For this pathogen, the optimal genetic distance threshold is:
```{r optim_value_slow}
threshold
```

And the sensitivity and specificity at this threshold is:
```{r sens_spec_values_slow}
roc_optim[roc_optim$cutoff==threshold,]$sensitivity ## sensitivity
1 - roc_optim[roc_optim$cutoff==threshold,]$specificity ## specificity
```

It is well understood that genetic distance is a much more accurate predictor of transmission linkage for pathogens with higher mutation rates and slower spread, as shown clearly in this example (lower sensitivity and specificity in the second example). Genetic distance is clearly not an appropriate metric for all pathogens, but more sophisticated linkage criteria -- especially those that incorporate epidemiological information as well -- may produce better results.

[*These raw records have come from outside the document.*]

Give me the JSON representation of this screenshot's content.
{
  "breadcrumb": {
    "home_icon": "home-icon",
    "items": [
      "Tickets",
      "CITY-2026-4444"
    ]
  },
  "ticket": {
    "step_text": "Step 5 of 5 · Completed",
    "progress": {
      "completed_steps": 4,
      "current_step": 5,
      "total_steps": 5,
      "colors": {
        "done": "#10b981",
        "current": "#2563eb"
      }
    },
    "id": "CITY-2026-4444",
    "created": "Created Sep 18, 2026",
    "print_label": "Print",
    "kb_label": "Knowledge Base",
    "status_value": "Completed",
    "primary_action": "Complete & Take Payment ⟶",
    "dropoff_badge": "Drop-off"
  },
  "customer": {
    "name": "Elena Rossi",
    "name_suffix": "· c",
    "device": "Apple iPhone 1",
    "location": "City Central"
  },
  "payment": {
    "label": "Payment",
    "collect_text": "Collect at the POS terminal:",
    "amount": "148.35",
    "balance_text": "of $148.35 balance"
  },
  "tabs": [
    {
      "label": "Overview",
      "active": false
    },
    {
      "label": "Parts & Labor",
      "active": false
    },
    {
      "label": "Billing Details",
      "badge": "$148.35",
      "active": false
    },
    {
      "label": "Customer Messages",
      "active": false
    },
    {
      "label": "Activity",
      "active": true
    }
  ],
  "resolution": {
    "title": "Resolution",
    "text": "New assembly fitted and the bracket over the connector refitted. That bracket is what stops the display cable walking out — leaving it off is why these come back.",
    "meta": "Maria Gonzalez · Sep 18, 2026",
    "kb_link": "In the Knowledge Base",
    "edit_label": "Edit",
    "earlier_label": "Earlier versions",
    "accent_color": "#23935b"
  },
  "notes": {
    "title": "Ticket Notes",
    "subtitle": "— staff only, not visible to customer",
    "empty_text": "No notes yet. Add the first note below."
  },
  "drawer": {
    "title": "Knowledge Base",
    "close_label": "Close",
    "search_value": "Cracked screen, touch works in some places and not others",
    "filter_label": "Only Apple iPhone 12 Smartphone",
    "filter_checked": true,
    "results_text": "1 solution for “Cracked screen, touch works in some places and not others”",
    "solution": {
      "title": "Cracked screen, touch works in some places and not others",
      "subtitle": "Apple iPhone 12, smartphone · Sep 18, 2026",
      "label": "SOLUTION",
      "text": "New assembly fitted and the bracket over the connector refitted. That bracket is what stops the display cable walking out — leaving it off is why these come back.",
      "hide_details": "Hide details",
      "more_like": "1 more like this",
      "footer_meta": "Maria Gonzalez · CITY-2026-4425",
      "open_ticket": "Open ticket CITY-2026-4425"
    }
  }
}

### Calculating the false discovery rate of genetic distance as a linkage criteria

This is reflected in our confidence in identifying linked infection pairs. Assuming a sample size of 200, a relevant population of 1000, and the genetic distance threshold and associated sensitivity and specificity for each pathogen we get:

```{r fdr_final}
translink_tdr(sensitivity=0.9963402, specificity=0.9801562, 
              rho=0.20, M=200, R=1) # ebola-like pathogen
translink_tdr(sensitivity=0.8187308, specificity=0.8539157, 
              rho=0.20, M=200, R=1) # slower-mutating pathogen
```

As a final note, we remind the reader that the specificity of the linkage criteria has a significant bearing on the true/false discovery rate, and that high true discovery rates require a specificity upwards of 0.999. Linkage criteria more complex than genetic distance may be needed to achieve this value.